The Nest(57)
And there was her mother’s decor, what she and her sister used to call South of the Border kitsch—mismatched throw rugs from Mexico, colorful baskets full of fabric, tiny rickety tables holding religious statuary—all of it now seemed like a concerted effort to kill her. Small things she’d never noticed about the apartment loomed large: The toilet was very low, the shower required stepping over the side of a challengingly deep bathtub, there were no railings—not even a towel bar—for her to grab onto.
Beyond the physical discomfort with the apartment and the utter lack of privacy, which was psychologically draining, there was the emotional stress of being around her two parents. Even though they’d been unusually kind to each other in the wake of the accident, uniting in their worry and grief for the first time in years, they never left her alone. They watched her move around the rooms guardedly, her mother clutching a rosary, her father trying to avert his gaze.
She had to get out of there.
Matilda didn’t believe in God as much as she believed in signs. (She knew she’d gotten a sign the night of the accident in the front seat of Leo Plumb’s Porsche, the setting sun glinting off his wedding ring, and she’d ignored it and now look at her. God had taken her right foot.) She said a rosary every morning when she woke, praying to know what to do, where to live. So when she saw the billboard in front of a brand-new condominium complex on her favorite street, the one lined with cherry trees that bloomed exuberantly in the spring, she knew: The sign was her sign.
PRICES SLASHED it said. And in tiny print on the bottom: ACCESSIBLE UNITS AVAILABLE.
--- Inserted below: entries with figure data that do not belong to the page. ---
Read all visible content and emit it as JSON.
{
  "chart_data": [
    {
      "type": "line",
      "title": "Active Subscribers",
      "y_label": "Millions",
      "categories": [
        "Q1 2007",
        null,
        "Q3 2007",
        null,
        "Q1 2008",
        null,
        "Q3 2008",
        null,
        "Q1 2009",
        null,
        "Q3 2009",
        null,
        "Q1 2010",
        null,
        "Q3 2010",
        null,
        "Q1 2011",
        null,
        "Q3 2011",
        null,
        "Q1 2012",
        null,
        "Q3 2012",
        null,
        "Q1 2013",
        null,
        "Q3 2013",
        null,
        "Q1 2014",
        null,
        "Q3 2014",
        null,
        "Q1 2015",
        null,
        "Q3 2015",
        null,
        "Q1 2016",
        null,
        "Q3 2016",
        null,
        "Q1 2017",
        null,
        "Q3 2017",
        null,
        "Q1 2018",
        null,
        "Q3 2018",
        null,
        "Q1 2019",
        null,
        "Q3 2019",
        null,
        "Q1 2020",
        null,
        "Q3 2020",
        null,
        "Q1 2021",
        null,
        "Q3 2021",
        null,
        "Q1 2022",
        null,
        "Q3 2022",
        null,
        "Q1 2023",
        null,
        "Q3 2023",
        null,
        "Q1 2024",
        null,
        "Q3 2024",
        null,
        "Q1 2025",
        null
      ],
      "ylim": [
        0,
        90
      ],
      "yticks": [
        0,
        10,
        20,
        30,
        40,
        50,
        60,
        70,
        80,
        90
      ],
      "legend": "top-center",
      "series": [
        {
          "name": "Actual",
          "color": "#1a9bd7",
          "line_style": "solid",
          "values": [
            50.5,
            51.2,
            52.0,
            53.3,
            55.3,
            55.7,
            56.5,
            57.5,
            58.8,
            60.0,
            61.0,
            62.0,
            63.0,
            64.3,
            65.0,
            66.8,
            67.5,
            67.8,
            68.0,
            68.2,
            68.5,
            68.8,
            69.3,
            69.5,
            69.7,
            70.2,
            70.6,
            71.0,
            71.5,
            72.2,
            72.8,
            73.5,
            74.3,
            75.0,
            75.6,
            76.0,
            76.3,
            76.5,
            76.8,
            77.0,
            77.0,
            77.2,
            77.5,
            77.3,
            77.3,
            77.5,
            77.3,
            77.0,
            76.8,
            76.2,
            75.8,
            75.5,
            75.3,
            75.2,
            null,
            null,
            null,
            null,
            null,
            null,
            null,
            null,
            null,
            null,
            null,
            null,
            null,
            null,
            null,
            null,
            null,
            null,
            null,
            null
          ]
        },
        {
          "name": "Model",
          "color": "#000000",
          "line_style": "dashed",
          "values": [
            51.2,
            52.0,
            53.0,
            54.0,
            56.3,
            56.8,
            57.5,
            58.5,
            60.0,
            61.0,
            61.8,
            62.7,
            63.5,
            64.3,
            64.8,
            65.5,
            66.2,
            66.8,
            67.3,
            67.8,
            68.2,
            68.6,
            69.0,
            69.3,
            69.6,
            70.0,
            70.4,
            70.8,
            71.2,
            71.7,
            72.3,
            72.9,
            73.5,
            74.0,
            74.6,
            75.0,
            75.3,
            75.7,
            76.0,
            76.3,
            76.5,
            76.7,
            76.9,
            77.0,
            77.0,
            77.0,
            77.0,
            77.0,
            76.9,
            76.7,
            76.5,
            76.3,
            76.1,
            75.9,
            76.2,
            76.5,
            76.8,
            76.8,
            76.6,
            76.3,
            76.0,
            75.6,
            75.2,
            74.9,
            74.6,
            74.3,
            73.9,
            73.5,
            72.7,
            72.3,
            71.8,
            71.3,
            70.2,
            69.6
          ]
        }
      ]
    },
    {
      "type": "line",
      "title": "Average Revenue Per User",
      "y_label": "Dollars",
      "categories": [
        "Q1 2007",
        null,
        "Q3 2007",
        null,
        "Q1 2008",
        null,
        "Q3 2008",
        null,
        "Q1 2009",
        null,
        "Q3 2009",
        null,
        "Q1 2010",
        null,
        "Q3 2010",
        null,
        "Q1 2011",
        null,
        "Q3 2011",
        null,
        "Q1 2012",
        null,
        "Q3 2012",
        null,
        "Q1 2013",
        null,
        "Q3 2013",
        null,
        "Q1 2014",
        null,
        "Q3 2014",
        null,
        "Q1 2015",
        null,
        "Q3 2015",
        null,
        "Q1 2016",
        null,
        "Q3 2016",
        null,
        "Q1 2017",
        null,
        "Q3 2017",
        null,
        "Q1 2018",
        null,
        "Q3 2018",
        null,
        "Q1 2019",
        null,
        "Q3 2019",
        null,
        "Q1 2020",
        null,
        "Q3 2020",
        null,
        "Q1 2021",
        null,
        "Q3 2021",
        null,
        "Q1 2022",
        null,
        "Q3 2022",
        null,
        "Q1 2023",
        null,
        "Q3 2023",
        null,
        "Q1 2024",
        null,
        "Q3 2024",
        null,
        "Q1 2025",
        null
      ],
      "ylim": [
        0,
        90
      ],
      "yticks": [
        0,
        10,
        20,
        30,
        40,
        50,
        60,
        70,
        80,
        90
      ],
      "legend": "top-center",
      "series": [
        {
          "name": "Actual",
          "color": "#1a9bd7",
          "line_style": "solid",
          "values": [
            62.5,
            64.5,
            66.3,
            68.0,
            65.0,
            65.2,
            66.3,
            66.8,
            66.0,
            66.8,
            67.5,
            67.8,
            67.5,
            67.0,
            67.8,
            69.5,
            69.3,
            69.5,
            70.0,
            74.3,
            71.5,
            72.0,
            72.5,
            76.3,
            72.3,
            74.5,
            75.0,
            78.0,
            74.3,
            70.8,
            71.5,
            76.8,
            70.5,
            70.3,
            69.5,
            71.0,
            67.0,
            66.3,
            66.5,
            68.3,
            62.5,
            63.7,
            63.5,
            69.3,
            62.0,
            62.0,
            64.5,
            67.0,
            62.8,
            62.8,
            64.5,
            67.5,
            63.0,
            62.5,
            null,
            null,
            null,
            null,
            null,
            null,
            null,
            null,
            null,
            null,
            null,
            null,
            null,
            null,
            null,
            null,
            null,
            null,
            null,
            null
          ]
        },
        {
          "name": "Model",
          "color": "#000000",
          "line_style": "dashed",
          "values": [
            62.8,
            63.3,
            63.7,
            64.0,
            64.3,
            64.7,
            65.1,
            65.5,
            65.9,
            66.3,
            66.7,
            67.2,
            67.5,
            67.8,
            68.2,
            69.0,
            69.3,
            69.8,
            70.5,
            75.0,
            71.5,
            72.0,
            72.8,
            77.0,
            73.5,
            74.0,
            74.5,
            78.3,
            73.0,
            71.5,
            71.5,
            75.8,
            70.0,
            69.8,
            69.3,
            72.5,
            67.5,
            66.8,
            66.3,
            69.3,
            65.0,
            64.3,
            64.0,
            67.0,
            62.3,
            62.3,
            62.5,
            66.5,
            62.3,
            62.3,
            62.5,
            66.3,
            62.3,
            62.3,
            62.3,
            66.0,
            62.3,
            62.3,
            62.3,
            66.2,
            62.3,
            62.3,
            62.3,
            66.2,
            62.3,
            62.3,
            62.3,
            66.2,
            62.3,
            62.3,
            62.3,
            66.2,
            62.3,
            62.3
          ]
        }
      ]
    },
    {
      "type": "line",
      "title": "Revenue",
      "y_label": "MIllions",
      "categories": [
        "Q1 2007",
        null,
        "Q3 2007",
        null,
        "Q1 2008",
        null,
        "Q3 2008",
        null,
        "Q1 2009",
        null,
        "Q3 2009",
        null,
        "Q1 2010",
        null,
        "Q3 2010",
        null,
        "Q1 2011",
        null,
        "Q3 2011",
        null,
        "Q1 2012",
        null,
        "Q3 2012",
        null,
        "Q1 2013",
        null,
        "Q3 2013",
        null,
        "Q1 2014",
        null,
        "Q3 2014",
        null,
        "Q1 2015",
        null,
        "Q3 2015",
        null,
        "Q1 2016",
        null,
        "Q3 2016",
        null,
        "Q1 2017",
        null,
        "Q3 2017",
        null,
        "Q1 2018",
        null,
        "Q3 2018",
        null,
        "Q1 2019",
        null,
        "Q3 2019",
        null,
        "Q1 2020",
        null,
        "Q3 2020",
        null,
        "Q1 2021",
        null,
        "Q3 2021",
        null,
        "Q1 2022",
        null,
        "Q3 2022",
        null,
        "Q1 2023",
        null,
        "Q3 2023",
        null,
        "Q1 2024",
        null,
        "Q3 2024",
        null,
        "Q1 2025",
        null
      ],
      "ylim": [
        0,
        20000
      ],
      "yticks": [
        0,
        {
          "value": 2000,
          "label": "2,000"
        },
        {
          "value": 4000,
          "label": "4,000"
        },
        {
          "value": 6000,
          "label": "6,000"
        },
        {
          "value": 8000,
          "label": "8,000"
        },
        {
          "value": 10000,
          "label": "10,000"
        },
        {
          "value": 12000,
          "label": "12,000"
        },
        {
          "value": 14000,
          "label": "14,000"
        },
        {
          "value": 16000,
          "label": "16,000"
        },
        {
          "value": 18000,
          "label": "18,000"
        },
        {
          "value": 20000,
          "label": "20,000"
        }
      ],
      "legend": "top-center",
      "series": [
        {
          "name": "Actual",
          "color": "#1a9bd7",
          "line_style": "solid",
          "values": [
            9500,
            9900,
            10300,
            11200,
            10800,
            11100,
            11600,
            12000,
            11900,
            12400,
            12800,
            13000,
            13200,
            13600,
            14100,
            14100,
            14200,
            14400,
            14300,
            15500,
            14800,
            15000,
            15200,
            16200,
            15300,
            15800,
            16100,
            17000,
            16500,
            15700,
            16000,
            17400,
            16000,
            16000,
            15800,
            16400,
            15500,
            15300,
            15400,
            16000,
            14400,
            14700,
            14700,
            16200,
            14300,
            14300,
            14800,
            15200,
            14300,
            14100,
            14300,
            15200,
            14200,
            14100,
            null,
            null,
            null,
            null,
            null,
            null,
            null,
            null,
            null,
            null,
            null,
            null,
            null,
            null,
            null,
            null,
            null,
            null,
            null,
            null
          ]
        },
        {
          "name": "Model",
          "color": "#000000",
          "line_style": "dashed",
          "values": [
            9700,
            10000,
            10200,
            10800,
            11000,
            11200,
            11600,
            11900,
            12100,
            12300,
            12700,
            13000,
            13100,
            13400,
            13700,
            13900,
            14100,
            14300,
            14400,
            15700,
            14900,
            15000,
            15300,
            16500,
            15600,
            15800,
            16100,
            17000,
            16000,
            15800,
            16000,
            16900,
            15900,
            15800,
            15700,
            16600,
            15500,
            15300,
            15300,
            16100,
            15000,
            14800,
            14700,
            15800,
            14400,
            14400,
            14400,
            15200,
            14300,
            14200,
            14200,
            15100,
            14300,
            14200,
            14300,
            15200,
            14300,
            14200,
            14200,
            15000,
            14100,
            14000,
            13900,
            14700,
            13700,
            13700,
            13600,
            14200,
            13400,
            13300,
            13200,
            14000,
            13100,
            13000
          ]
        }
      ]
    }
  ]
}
She bought two apartments. One on an upper floor for her sister who had three kids and a deadbeat husband, and a smaller one on the ground floor for herself. She paid cash, only asking her sister to cover her own maintenance costs. The leftover money had still seemed monumental. A lawyer-friend of Fernando’s helped her open a money market account attached to her checking. She was being as frugal as she could, but it went so fast! And someone in her family was always asking her for a loan: a down payment for a car, plane tickets to visit family back in Mexico, a new dress for a daughter’s prom. It never ended and how could she say no? She couldn’t. Because when she thought about why she had the money, she was ashamed.
And now she was scared, because she had to find a way to be more mobile. She had to get a job. Once the morphine from the night of the accident wore off, she admitted what she’d always known: She’d never be a singer. “You’re smart, Matilda,” one of the nurses in rehab said to her. “What kind of career are you thinking about?” Nobody had ever used that word with her before: career. She liked the sound of it. She liked imagining herself going to an office every day. After high school, she’d wanted to go to college but there was no money, and the day she’d come home, excited after her allotted fifteen minutes with one of the school’s overworked counselors, with community college applications and student loan forms her parents had been so negative, so discouraging. She knew they were afraid of their undocumented status, of being found out and losing their jobs. She heard them later that night arguing over whether to let her apply, her father becoming increasingly angry and volatile. The next day she’d asked Fernando about catering work.
Now she had some money; she could take classes if she wanted, but not if she was on crutches—or in constant pain.
Vinnie wasn’t the first person during her stay at the rehabilitation hospital to mention elective amputation to Matilda, not the first person to gently suggest (or in Vinnie’s case, aggressively suggest) that as far as amputations went, hers was a particularly shitty one and she should consider another operation to amputate below the knee, which would open up a world of better prosthetics. Matilda didn’t understand because at first everyone had seemed excited by how much of her leg had been saved. She didn’t remember much from the recovery room, but she did remember the surgeon triumphantly telling her that he’d taken “as little bone as possible.” When she repeated his boast to her physical therapist, who was examining her stump and frowning, the woman said: “Sometimes more bone is a good thing and sometimes it’s not.”
She was right. Matilda’s prosthetic foot hurt almost all the time. No matter how she paced herself or rested or how hard she worked to strengthen her body’s other muscles, no matter how many (or few) barrier socks she wore or how much therapeutic massage she had, after only an hour or two with the foot, her stump would start to throb, the pain gradually working its way up her calf and then past her knee until there was a concentrated knot of tension and an almost unbearable ache at the top of her hamstring where it joined her lower gluteal muscles. (How blissfully ignorant she’d been of the infrastructure of upper thigh to ass before the accident! Only wondering if there was a cure for the tiny cellulite bumps that peeked out from her very short shorts.) Most days the pain would creep into her hip; many days her neck would start to ache by late afternoon and she’d end up in bed before dinner.
Her doorbell rang, loud and insistent, angry. Vinnie. Matilda opened the door to find him standing there with a pizza box balanced on his left arm and a full-length mirror tucked under his bionic arm. She eyed the long mirror warily when he came through the door.
“I don’t want that thing in here,” she said.
“Maybe you don’t want it, but you need it. Your foot is bad, right?” He could tell just by looking at her how much pain she was in. She would still laugh and smile, but her eyes would be unfocused. He understood.